True Dory, (BTW I too work for a major pharma company). However when you write that pharma companies have high profits but the cost of R&D is high....remember profits are calculated after the costs of R&D, failed drugs, clinical trials and so on are deducted from revenue. I don't object to making even obscene profits but the fact is pharma companies have been enjoying what economics call 'economic profit'. This may change, there is talk that many companies are having trouble finding new drugs for their pipeline....perhaps the low hanging fruit (the billion dollar drugs you can discover for $750M or less) have been plucked already.

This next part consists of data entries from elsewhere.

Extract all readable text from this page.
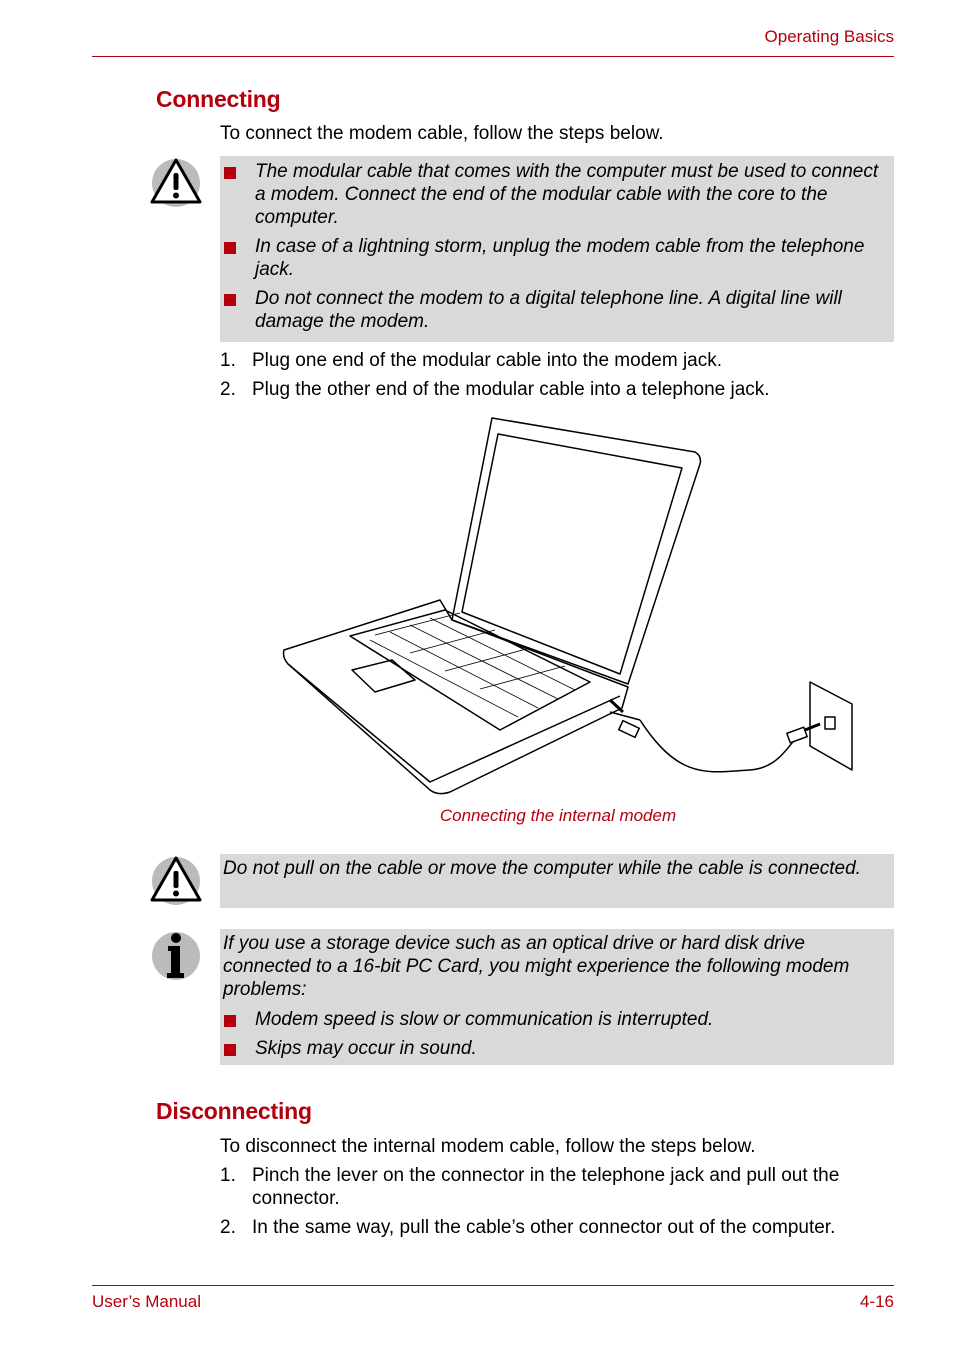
Operating Basics
Connecting
To connect the modem cable, follow the steps below.
The modular cable that comes with the computer must be used to connect a modem. Connect the end of the modular cable with the core to the computer.
In case of a lightning storm, unplug the modem cable from the telephone jack.
Do not connect the modem to a digital telephone line. A digital line will damage the modem.
1. Plug one end of the modular cable into the modem jack.
2. Plug the other end of the modular cable into a telephone jack.
Connecting the internal modem
Do not pull on the cable or move the computer while the cable is connected.
If you use a storage device such as an optical drive or hard disk drive connected to a 16-bit PC Card, you might experience the following modem problems:
Modem speed is slow or communication is interrupted.
Skips may occur in sound.
Disconnecting
To disconnect the internal modem cable, follow the steps below.
1. Pinch the lever on the connector in the telephone jack and pull out the connector.
2. In the same way, pull the cable’s other connector out of the computer.
User’s Manual	4-16
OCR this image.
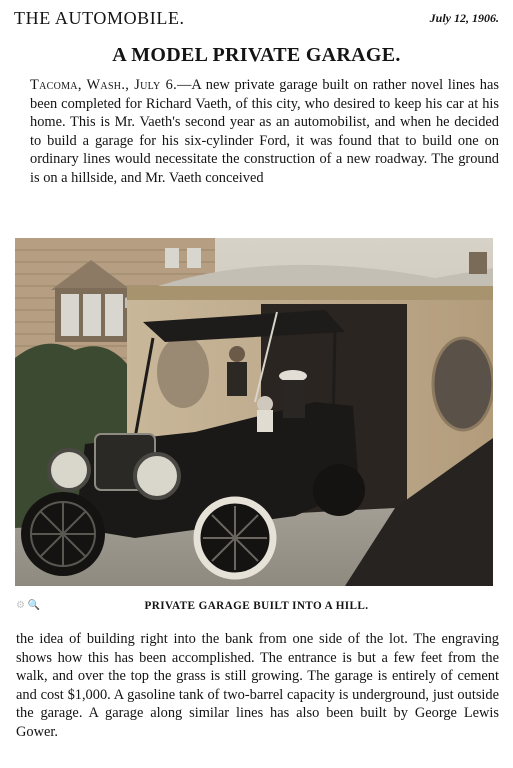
THE AUTOMOBILE.	July 12, 1906.
A MODEL PRIVATE GARAGE.

Tacoma, Wash., July 6.—A new private garage built on rather novel lines has been completed for Richard Vaeth, of this city, who desired to keep his car at his home. This is Mr. Vaeth's second year as an automobilist, and when he decided to build a garage for his six-cylinder Ford, it was found that to build one on ordinary lines would necessitate the construction of a new roadway. The ground is on a hillside, and Mr. Vaeth conceived

⚙ 🔍	PRIVATE GARAGE BUILT INTO A HILL.

the idea of building right into the bank from one side of the lot. The engraving shows how this has been accomplished. The entrance is but a few feet from the walk, and over the top the grass is still growing. The garage is entirely of cement and cost $1,000. A gasoline tank of two-barrel capacity is underground, just outside the garage. A garage along similar lines has also been built by George Lewis Gower.
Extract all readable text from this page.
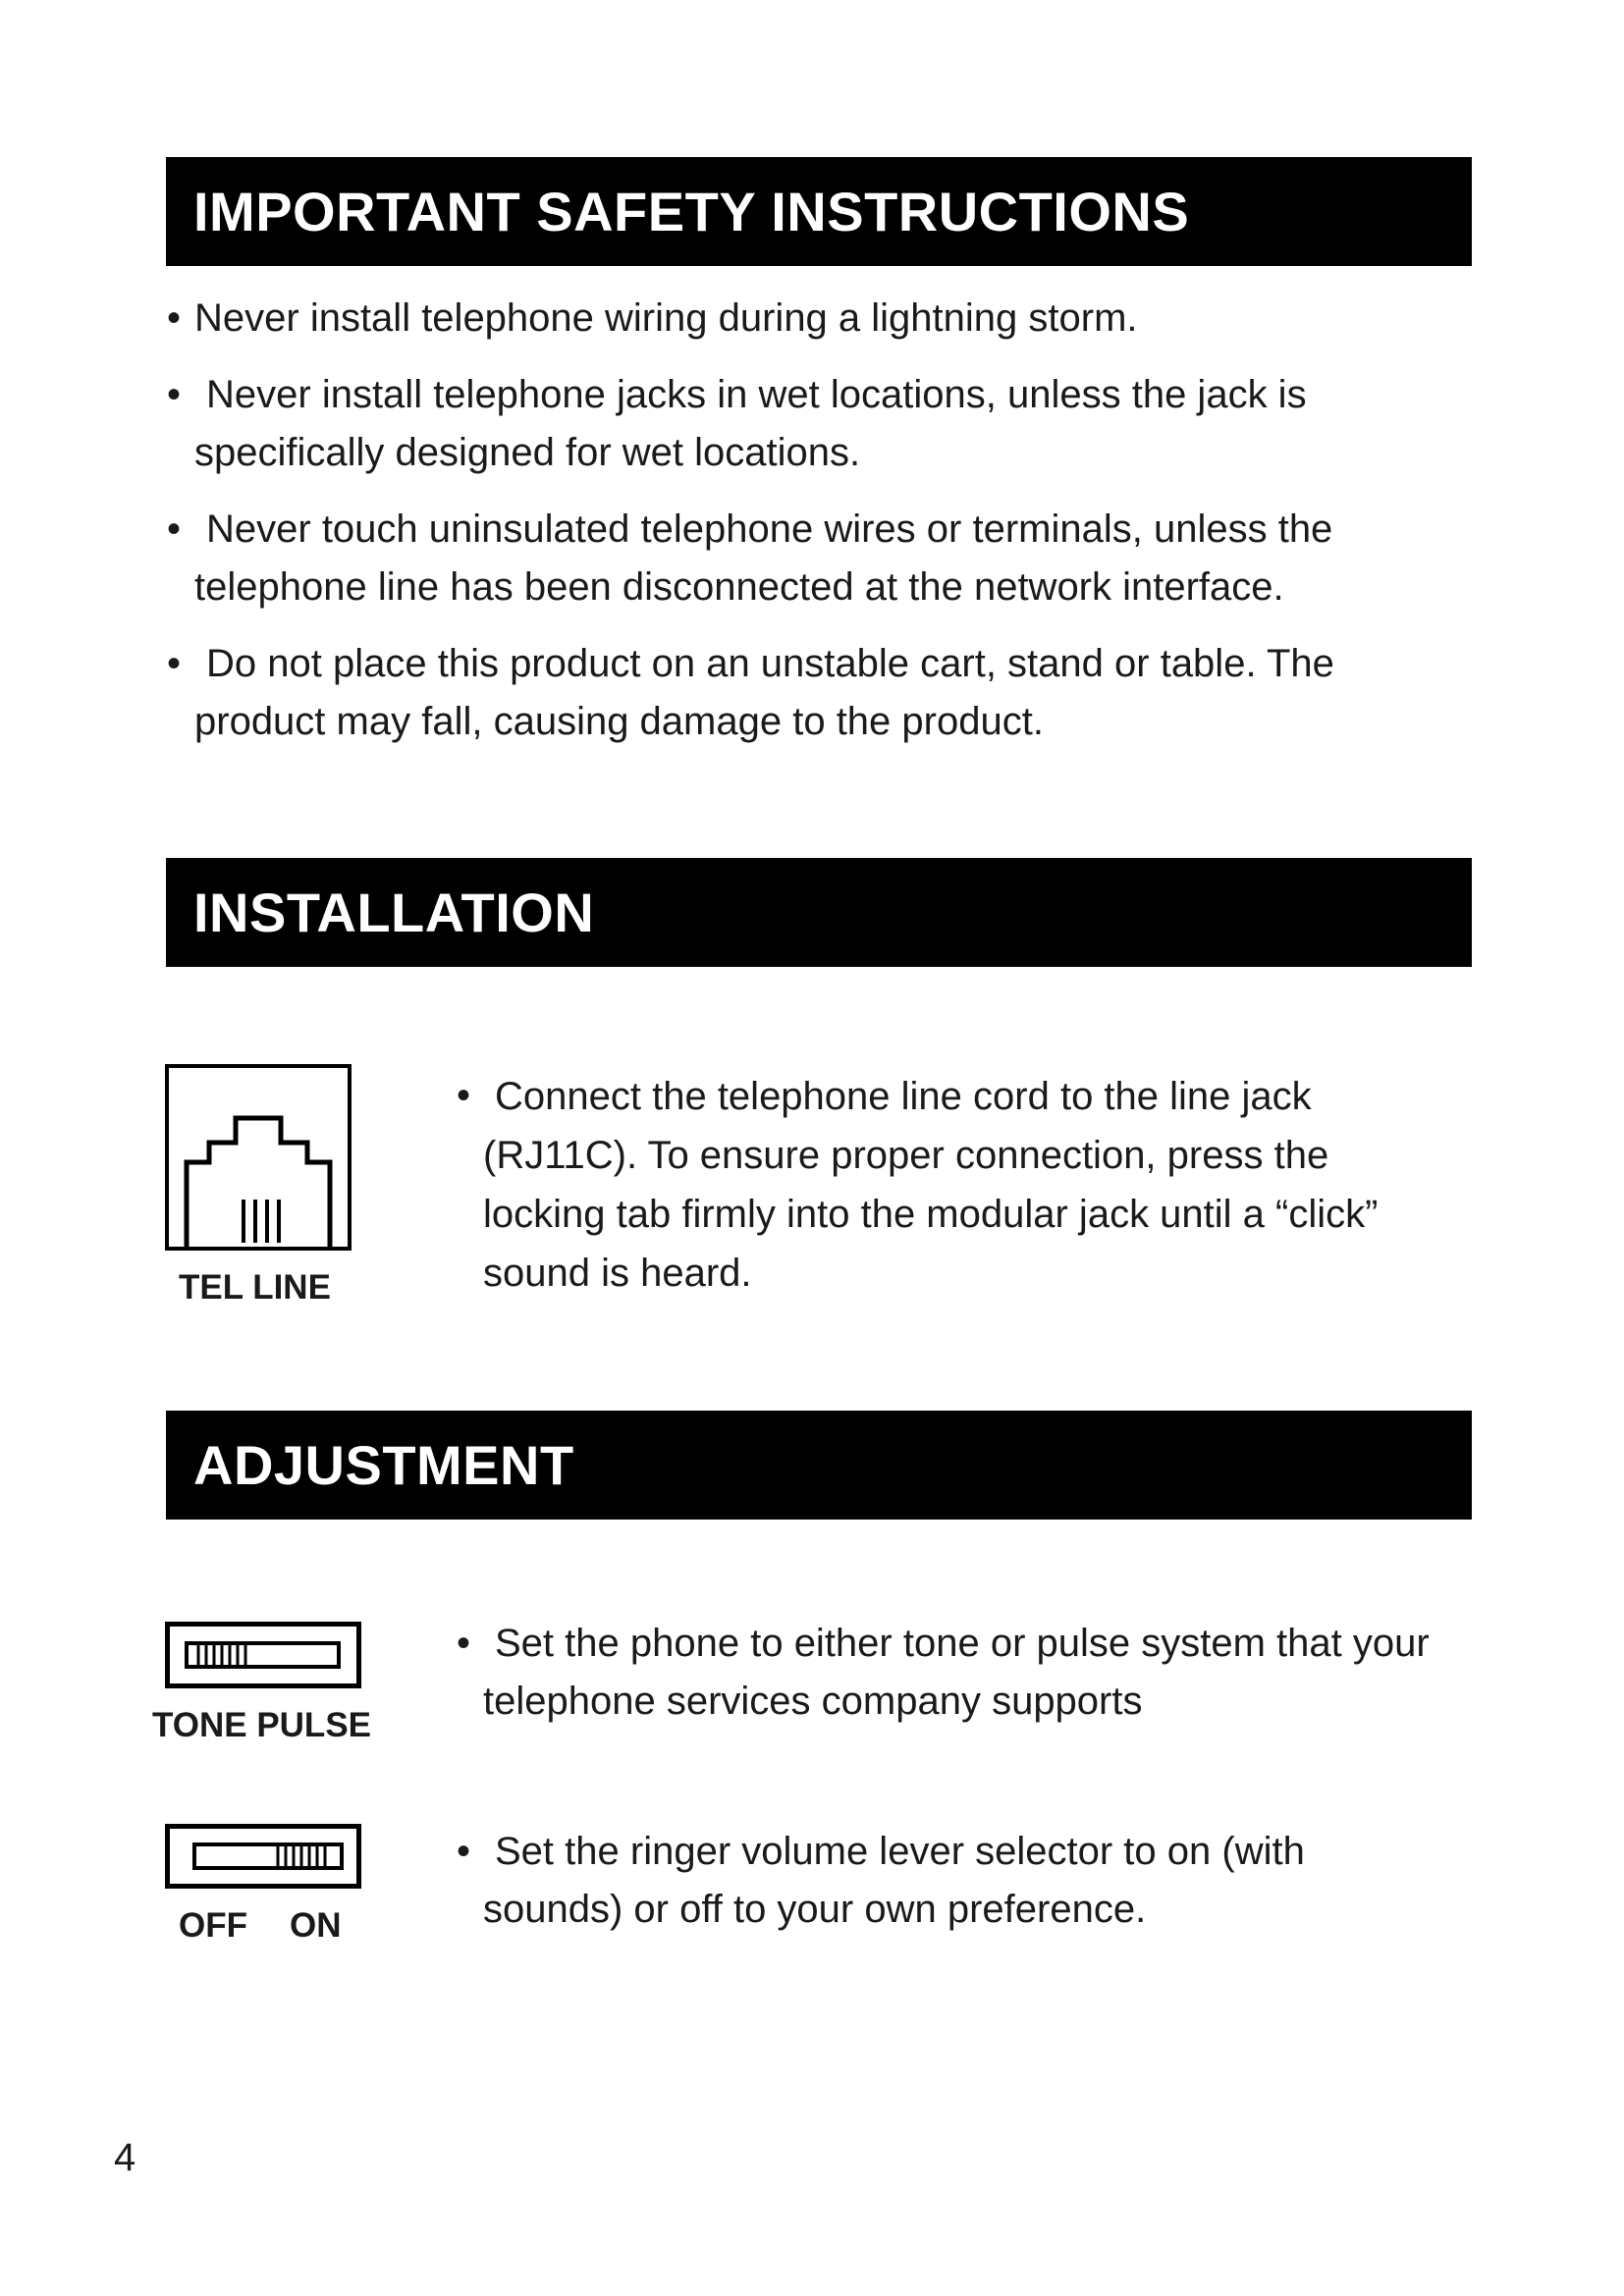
IMPORTANT SAFETY INSTRUCTIONS
• Never install telephone wiring during a lightning storm.
• Never install telephone jacks in wet locations, unless the jack is specifically designed for wet locations.
• Never touch uninsulated telephone wires or terminals, unless the telephone line has been disconnected at the network interface.
• Do not place this product on an unstable cart, stand or table. The product may fall, causing damage to the product.
INSTALLATION
TEL LINE
• Connect the telephone line cord to the line jack (RJ11C). To ensure proper connection, press the locking tab firmly into the modular jack until a “click” sound is heard.
ADJUSTMENT
TONE PULSE
• Set the phone to either tone or pulse system that your telephone services company supports
OFF ON
• Set the ringer volume lever selector to on (with sounds) or off to your own preference.
4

posted on 05.16.2006 10:00 PM
Doc writes:

11

Here's a better idea. Eliminate all gov't involvement in medicine, including regulation of training, provision of services, research and production of medicines, etc. Competition would skyrocket, prices would plummet, and there would be no need for a Medicare prescription plan. No need for Medicare, for that matter. Patents could run forever, for all I care; medicine would still be cheap.

If I want to buy my medicine from or have my appendix taken out by the village idiot, I should be allowed to do so; this is America, not Communist China!

posted on 05.21.2006 2:55 PM
Boonton writes:

12

Errr, if patents ran forever then that would hardly square with eliminating all gov't involvement in medicine.